Keynote speaker Dag Falck, organic program manager with Nature’s Path Foods Inc., warned listeners against carpetbagger corporations lacking a complete picture of what organic production is about.
“These companies are riding on the wave,” he said. “There’s lots of opportunities for greenwashing, or what I call fraud.”
Organic agriculture is about more than not using pesticides or chemicals, he said, but about soil health. While a growing number of initiatives talk about engaging in regenerative agriculture – a term whose popularity peaked in the early 1990s, and found a place in the names of groups such as the BC Association for Regenerative Agriculture – Falck said organic producers need to reclaim the term.
“Stand up for organic and put us on the map in this regenerative conversation,” he urged. “We’re going to lose if we don’t start telling out story.”
Soil health was the focus of Pemberton potato farmer and Country Life in BC columnist Anna Helmer’s presentation on biodynamics. Kickstarted by Austria’s Rudolf Steiner in a lecture 1924, the movement developed a series of practices now certified by Demeter. However, it also has its share of skeptics who question its more esoteric aspects. Helmer was one, but was won over by the effects she saw in her fields.
“The soil gets it, and that’s what matters,” she said.
Practical lessons in organic agriculture were showcased during tours of demonstration farms at UBC and Kwantlen Polytechnic University.

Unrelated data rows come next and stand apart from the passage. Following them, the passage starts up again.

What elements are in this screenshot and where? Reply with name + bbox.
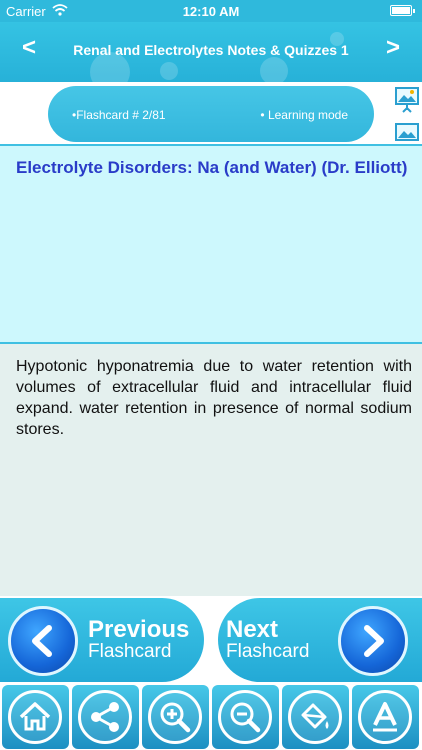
- flashcard-navigation: Previous Flashcard Next Flashcard: [0, 596, 422, 684]
- next-flashcard-button[interactable]: Next Flashcard: [218, 598, 422, 682]
- share-icon: [91, 702, 119, 732]
- learning-mode-label: • Learning mode: [260, 108, 348, 122]
- font-icon: [373, 702, 397, 732]
- next-label: Next: [226, 616, 279, 643]
- bottom-toolbar: [0, 684, 422, 750]
- info-bar: •Flashcard # 2/81 • Learning mode: [0, 82, 422, 144]
- chevron-right-icon: [338, 606, 408, 676]
- background-color-button[interactable]: [282, 685, 349, 749]
- bubble-decoration: [260, 57, 288, 82]
- header-prev-button[interactable]: <: [22, 34, 36, 62]
- next-sublabel: Flashcard: [226, 641, 310, 662]
- flashcard-counter: •Flashcard # 2/81: [72, 108, 166, 122]
- previous-flashcard-button[interactable]: Previous Flashcard: [0, 598, 204, 682]
- status-time: 12:10 AM: [182, 4, 240, 19]
- card-body-text: Hypotonic hyponatremia due to water rete…: [16, 358, 412, 438]
- battery-icon: [390, 5, 415, 16]
- card-title-panel: Electrolyte Disorders: Na (and Water) (D…: [0, 144, 422, 344]
- paint-bucket-icon: [301, 703, 329, 729]
- home-button[interactable]: [2, 685, 69, 749]
- nav-header: < Renal and Electrolytes Notes & Quizzes…: [0, 22, 422, 82]
- bubble-decoration: [160, 62, 178, 80]
- share-button[interactable]: [72, 685, 139, 749]
- card-title: Electrolyte Disorders: Na (and Water) (D…: [16, 158, 408, 177]
- zoom-out-icon: [230, 702, 261, 733]
- previous-sublabel: Flashcard: [88, 641, 172, 662]
- font-button[interactable]: [352, 685, 419, 749]
- zoom-in-button[interactable]: [142, 685, 209, 749]
- page-title: Renal and Electrolytes Notes & Quizzes 1: [73, 42, 349, 58]
- previous-label: Previous: [88, 616, 190, 643]
- status-bar: Carrier 12:10 AM: [0, 0, 422, 22]
- home-icon: [19, 702, 51, 731]
- flashcard-info-pill: •Flashcard # 2/81 • Learning mode: [48, 86, 374, 142]
- chevron-left-icon: [8, 606, 78, 676]
- slideshow-icon[interactable]: [394, 86, 420, 114]
- zoom-out-button[interactable]: [212, 685, 279, 749]
- header-next-button[interactable]: >: [386, 34, 400, 62]
- card-body-panel: Hypotonic hyponatremia due to water rete…: [0, 344, 422, 596]
- zoom-in-icon: [160, 702, 191, 733]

A highlight of the conference was a Saturday evening banquet, which extended thanks to former executive director Jen Gamble as well as Carmen Wakeling, who stepped down after five years as president. DeLisa Lewis (right), who farms near Duncan, won the Brad Reid Memorial Award for her service to the industry as both a mentor and an accreditation board member, while Jon and Sher Alcock of Sunshine Farm in Kelowna received the Bedrock Award for their work as seed suppliers to the organic sector in BC and community builders who provide meaningful work to people living with mental health issues and other challenges.
“Sunshine Farm is an invaluable resource to the entire farming community,” said Rebecca Kneen in presenting the Alcocks with their award.